バイエル社は、最大109億ドル(約1兆1670億円)を支出してアメリカ国内のラウンドアップ訴訟を終わらせると発表した。

ただし和解が責任や過ちを認めるものではないとし、今後もラウンドアップ(と類似する商品)の販売を継続するという。

そもそも12万5000人という原告の大多数は、裁判に参加したら賠償金が取れると、ネットやテレビ、ラジオのコマーシャルにより集められた。訴訟社会であるアメリカならではの現象だ。

賠償額も、世界的企業であるバイエルの営業利益から賠償金請求額を導いたから巨額になった。

会社は、発ガン性の有無で争うより、裁判の継続によるイメージ棄損を恐れて和解に持ち込んだのだろう。

日本でもグリホサート系やジカンバ系の除草剤は使われている。

農薬も除草剤も、開発過程では医薬品なみに毒性はもちろん環境負荷なども厳しく検査が行われる。

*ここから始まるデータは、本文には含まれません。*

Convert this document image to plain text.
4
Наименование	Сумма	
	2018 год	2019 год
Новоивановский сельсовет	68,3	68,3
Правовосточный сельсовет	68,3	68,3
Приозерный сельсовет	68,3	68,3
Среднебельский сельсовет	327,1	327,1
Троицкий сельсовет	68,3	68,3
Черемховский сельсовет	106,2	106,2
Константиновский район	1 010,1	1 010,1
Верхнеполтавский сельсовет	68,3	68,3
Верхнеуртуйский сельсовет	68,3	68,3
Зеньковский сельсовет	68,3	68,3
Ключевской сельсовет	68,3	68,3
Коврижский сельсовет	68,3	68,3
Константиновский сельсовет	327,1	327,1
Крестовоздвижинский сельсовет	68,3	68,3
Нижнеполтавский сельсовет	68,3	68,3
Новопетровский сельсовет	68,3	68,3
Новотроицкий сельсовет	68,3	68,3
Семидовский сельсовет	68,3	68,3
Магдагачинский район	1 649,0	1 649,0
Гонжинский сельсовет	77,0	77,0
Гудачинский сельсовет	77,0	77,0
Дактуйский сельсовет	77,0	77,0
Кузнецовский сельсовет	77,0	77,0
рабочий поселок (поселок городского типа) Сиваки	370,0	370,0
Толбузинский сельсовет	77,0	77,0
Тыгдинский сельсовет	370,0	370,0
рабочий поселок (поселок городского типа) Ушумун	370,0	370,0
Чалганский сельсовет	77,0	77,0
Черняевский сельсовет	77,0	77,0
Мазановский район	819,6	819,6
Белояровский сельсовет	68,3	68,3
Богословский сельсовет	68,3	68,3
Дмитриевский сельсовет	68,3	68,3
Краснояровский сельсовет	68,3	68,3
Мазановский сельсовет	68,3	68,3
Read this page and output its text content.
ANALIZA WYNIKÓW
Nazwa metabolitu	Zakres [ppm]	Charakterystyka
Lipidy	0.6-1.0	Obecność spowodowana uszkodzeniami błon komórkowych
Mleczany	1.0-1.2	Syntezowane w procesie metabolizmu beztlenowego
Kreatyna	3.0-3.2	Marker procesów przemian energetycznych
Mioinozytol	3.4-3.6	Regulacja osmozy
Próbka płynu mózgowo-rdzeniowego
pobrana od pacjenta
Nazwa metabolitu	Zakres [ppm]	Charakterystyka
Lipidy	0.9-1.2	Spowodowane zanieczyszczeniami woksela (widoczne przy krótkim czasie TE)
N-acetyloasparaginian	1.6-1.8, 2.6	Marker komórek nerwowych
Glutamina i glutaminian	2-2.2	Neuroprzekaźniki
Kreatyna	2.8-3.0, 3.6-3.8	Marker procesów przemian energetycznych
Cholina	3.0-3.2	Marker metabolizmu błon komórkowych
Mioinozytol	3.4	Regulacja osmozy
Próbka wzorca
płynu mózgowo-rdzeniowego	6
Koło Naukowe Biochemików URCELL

また最近では分解機能も重視されていて、短期間に毒性が消える農薬が主流化した。多くが散布後1カ月、あるいは数週間で毒性が消えるという。なかには数時間で消えるものもある。

使用量や方法が重要

私は、農薬を大量散布してもよいとは思わない。しかし使用禁止すべきとも思わない。人体に影響がないレベルで病害虫を抑えて収穫を確保できるのなら有り難い。除草剤も同じだ。

田中淳夫『虚構の森』(新泉社)
田中淳夫『虚構の森』(新泉社)

ようは使用量や散布の仕方、時期……などが重要なのだ。

農薬を不安がる消費者も、多くは日常生活で胃薬や風邪薬、頭痛薬、そして合成されたビタミン剤などを気軽に摂取している。風邪薬を適正に飲めば風邪を早期に治してくれる。だが大量に摂取したら死ぬ。農薬も同じなのである。

もう1つ付け加えると、農薬・除草剤の真の怖さは、作物への残留ではなく散布者への曝露だ。適切な散布方法を取らないと、高濃度の薬剤を散布者が直接吸い込む恐れがある。

その怖さに比べると、農作物への残留分など比較にもならない。